11

From my experience, sql code changes almost always tend to be NOT incremental: someone creates a new stored procedure, or modifies an entire embedded sql query for optimization purposes, or creates a brand new table. When I receive one of these code review requests, I could not find any way except understanding the entire sql query. Often times these are really long nested queries, sometimes calling other procedures. Comprehending these changes and verifying them becomes a huge task. Then I am left with three options:

  1. approve without reviewing carefully;
  2. spend a significant amount of time to go line by line, understand the data model, run the query on some test system to see what it produces;
  3. ask the person to walk me through the changes.

I do not want to do 1 or 3. However, I also do not want to spend hours figuring out what the whole query is doing and whether the new version is equivalent but works faster.

Are there any technologies or tools or methodologies to ease this process? How do others perform such reviews without going through too much pain?

One fundamental difference from regular code changes seems like sql changes more frequently become (at least conceptually) entire rewrites which makes the problem more frequent to encounter - for me almost every sql review I do every single day.

Any recommendations are greatly appreciated.

Update:

You can reject a review or tell the author rewrite the change in more clear way, or add more comments or tests. However, what I am looking for is a way as a reviewer to actually take care of the review as it is. Most of the answers so far about improving the code change so that I can review more easily. That is obvious. On the other hand, the practical issue here is that I need to address the review without pushing it back to the author, without changing author behavior or restructure the organization.

I am also hoping for a sql specific recommendation, not some generic code review recommendation. I am hoping that may be there are tools that help the reviewer no matter how bad the code base is and how bad the code writing practices are.

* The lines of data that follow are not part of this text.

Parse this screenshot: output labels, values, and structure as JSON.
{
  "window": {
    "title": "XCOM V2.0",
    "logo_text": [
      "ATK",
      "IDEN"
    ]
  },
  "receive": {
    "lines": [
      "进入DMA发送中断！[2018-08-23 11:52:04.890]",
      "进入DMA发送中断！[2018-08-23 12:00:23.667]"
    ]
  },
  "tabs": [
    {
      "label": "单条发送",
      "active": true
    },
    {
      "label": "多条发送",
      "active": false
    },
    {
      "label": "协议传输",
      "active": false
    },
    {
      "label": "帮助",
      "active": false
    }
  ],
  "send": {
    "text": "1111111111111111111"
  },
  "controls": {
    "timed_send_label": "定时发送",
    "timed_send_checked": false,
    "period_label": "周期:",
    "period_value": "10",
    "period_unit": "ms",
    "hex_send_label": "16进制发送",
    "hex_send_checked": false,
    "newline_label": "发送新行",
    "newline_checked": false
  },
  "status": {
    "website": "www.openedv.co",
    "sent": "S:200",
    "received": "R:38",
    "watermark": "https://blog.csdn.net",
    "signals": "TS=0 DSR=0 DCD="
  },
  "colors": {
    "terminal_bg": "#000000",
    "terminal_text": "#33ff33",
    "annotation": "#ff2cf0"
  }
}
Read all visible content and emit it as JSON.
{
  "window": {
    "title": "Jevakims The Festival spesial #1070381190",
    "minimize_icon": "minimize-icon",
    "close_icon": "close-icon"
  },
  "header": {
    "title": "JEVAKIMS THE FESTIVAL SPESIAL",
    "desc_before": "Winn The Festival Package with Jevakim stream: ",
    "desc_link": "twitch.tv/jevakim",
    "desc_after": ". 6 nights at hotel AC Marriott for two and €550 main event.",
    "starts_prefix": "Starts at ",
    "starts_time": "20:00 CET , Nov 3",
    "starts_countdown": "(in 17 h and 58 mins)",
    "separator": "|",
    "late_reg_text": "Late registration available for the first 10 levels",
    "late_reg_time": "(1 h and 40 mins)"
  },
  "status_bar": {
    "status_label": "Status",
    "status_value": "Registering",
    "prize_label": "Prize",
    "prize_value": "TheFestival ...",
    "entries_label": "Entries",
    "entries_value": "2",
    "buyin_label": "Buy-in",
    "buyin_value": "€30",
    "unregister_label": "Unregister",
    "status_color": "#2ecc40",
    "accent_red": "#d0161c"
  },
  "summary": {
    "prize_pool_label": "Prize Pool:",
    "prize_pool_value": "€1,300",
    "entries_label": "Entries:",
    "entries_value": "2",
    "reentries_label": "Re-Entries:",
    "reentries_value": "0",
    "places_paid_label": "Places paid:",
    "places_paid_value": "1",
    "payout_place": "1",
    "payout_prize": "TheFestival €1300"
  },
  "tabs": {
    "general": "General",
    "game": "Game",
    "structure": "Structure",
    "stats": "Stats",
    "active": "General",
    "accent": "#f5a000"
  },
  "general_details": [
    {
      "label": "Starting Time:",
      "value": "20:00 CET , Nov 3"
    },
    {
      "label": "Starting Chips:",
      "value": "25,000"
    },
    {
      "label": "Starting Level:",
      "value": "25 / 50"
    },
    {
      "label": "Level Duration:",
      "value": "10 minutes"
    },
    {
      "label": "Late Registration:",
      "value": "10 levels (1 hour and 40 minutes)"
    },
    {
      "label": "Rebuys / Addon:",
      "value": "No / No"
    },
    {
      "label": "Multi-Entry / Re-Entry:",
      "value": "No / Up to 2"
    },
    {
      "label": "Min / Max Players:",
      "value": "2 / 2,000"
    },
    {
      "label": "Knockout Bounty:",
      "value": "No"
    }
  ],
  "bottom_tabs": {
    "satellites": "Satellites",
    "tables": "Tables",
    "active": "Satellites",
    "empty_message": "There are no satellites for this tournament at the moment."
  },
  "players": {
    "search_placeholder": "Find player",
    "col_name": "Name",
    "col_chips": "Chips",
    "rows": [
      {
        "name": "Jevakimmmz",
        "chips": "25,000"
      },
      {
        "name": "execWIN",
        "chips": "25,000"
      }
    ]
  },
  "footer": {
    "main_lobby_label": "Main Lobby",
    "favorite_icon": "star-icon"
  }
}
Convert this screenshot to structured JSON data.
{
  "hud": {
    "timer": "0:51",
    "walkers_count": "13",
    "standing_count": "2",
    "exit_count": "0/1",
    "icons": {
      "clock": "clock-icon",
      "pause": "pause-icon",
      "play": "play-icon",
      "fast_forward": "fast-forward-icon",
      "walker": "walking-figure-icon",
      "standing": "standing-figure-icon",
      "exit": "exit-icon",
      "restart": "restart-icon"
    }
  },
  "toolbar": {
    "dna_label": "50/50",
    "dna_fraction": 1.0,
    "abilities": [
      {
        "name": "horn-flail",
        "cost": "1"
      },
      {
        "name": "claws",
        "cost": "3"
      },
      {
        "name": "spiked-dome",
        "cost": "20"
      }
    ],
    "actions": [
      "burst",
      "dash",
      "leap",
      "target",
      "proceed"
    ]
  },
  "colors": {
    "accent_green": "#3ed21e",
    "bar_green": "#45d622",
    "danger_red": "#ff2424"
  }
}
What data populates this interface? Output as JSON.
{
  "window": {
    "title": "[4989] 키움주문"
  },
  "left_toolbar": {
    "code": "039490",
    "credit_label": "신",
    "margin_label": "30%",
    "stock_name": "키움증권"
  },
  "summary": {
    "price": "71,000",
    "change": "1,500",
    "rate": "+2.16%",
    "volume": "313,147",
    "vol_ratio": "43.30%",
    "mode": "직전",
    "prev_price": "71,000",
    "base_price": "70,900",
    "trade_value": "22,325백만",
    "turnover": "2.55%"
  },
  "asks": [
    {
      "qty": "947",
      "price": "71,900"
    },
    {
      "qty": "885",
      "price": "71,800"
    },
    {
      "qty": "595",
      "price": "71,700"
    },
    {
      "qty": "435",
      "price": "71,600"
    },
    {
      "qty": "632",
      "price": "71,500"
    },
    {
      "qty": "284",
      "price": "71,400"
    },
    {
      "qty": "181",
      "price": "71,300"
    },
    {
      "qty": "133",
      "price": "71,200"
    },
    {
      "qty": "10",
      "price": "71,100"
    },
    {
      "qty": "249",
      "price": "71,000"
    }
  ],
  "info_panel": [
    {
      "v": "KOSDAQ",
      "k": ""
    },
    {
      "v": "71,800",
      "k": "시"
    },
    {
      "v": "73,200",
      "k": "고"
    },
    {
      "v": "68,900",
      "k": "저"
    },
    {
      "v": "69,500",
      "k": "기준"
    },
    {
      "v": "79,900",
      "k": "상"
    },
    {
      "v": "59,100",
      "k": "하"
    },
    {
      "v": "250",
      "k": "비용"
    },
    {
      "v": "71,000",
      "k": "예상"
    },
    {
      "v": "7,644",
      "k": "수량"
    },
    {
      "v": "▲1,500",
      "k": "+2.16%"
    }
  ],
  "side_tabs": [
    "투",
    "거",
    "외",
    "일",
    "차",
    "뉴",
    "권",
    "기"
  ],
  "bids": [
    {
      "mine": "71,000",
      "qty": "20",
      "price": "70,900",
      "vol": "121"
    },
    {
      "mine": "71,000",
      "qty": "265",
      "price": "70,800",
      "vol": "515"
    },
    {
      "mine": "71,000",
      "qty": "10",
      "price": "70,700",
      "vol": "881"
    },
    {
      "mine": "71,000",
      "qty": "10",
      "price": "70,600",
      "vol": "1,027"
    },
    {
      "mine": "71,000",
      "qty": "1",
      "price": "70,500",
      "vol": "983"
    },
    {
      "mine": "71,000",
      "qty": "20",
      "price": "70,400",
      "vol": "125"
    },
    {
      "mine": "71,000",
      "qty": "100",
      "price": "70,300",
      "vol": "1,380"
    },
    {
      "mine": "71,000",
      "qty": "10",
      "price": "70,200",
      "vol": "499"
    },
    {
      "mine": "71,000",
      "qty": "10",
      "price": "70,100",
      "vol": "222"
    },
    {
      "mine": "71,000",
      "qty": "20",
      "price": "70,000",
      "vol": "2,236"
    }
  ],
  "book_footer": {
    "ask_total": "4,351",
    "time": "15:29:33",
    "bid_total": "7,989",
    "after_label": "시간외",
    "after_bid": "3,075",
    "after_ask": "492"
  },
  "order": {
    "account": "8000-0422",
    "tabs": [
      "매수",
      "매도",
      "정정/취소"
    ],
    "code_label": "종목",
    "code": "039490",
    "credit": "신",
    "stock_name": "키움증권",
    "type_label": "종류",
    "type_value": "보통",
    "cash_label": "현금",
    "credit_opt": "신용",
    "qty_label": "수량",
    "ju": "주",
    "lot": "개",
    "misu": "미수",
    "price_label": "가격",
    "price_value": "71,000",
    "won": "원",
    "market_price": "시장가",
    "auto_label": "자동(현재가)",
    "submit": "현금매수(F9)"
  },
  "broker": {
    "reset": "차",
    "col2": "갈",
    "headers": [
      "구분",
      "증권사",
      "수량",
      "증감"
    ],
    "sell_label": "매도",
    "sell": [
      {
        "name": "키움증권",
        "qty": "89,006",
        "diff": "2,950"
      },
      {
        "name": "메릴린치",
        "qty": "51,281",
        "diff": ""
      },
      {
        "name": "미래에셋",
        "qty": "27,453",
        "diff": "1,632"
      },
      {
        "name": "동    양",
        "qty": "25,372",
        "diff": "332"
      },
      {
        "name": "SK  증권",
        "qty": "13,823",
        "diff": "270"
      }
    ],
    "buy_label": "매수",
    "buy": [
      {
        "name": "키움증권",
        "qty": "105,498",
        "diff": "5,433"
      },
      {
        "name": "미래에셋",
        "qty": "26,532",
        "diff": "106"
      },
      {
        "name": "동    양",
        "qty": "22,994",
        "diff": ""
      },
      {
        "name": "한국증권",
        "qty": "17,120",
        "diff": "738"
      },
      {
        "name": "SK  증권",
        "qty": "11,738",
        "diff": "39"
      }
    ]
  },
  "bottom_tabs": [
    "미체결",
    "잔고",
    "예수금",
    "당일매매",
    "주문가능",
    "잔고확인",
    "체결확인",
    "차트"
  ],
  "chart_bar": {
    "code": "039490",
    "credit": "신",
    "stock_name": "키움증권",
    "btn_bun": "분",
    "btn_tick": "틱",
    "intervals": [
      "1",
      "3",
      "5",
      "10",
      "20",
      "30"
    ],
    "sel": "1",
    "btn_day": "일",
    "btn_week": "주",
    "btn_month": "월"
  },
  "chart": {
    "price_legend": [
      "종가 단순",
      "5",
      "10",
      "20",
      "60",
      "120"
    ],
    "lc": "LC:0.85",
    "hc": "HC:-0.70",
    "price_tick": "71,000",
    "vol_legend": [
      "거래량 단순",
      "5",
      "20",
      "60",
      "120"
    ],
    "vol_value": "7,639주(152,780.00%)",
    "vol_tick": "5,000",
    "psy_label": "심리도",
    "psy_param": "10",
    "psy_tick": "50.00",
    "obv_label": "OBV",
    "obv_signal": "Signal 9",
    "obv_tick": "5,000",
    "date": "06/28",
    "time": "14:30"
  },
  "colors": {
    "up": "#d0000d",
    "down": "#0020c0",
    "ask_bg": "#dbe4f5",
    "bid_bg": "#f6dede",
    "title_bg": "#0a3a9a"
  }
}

Personally, I worked on many big and small companies as a developer close to 20 years. I maintain open source projects and I have a PhD in Computer Science. I would appreciate some help that says more than “change others and your world gets better” type of non pragmatic answer.

16
  • My question is specific to sql. I do not think it is a duplicate of what you are referencing.
    – CEGRD
    Commented Sep 12, 2019 at 8:04
  • 1
    Pushing the code back to the author may feel like dodging your job as a reviewer, but it is actually the opposite. You are taking responsibility for keeping the software maintainable, so that there remains a fighting chance to make further changes within a reasonable timeframe. Commented Sep 12, 2019 at 10:49
  • 5
    @CERGD, calm down a little. The problem here (as shown by comments on answers) is that you are proceeding on the assumption that an answer (more precisely, an answer within the constraints of your existing organisational procedures, and which meets the criteria of being an "SQL tool") already exists. Contributors here broadly feel that no such answer does exist, and that various emollients (like testing, documentation, liaising with the writer, or other changes in the relation between writer and reviewer) are being sharply rejected when they are actually the most sensible starting point.
    – Steve
    Commented Sep 12, 2019 at 10:57
  • 2
    @CEGRD, it can be a valid (if not scientifically definitive) answer for an experienced person to say "there is no known answer within the strict terms you've set" (although nobody said it quite so baldly). Your own question has not been laid out scientifically with all underpinning assumptions stated - it is just a practical problem casually stated. If you understood the problem with any scientific rigour, you would probably either have an idea what a tool needs to do to solve it (and describe it to us), or you would (like us) think it unlikely that any tool can solve the problem.
    – Steve
    Commented Sep 12, 2019 at 12:47
  • 2
    please can we not close this question? Its got a bit heated but the question is far more focused than the supposed dupe and someone might come along with a "oh redgate make a SQL comparison tool, its great" any second.
    – Ewan
    Commented Sep 12, 2019 at 13:46

4 Answers 4

11

You may not like this, but:

This is not a problem to be solved easily by additional technologies or tools.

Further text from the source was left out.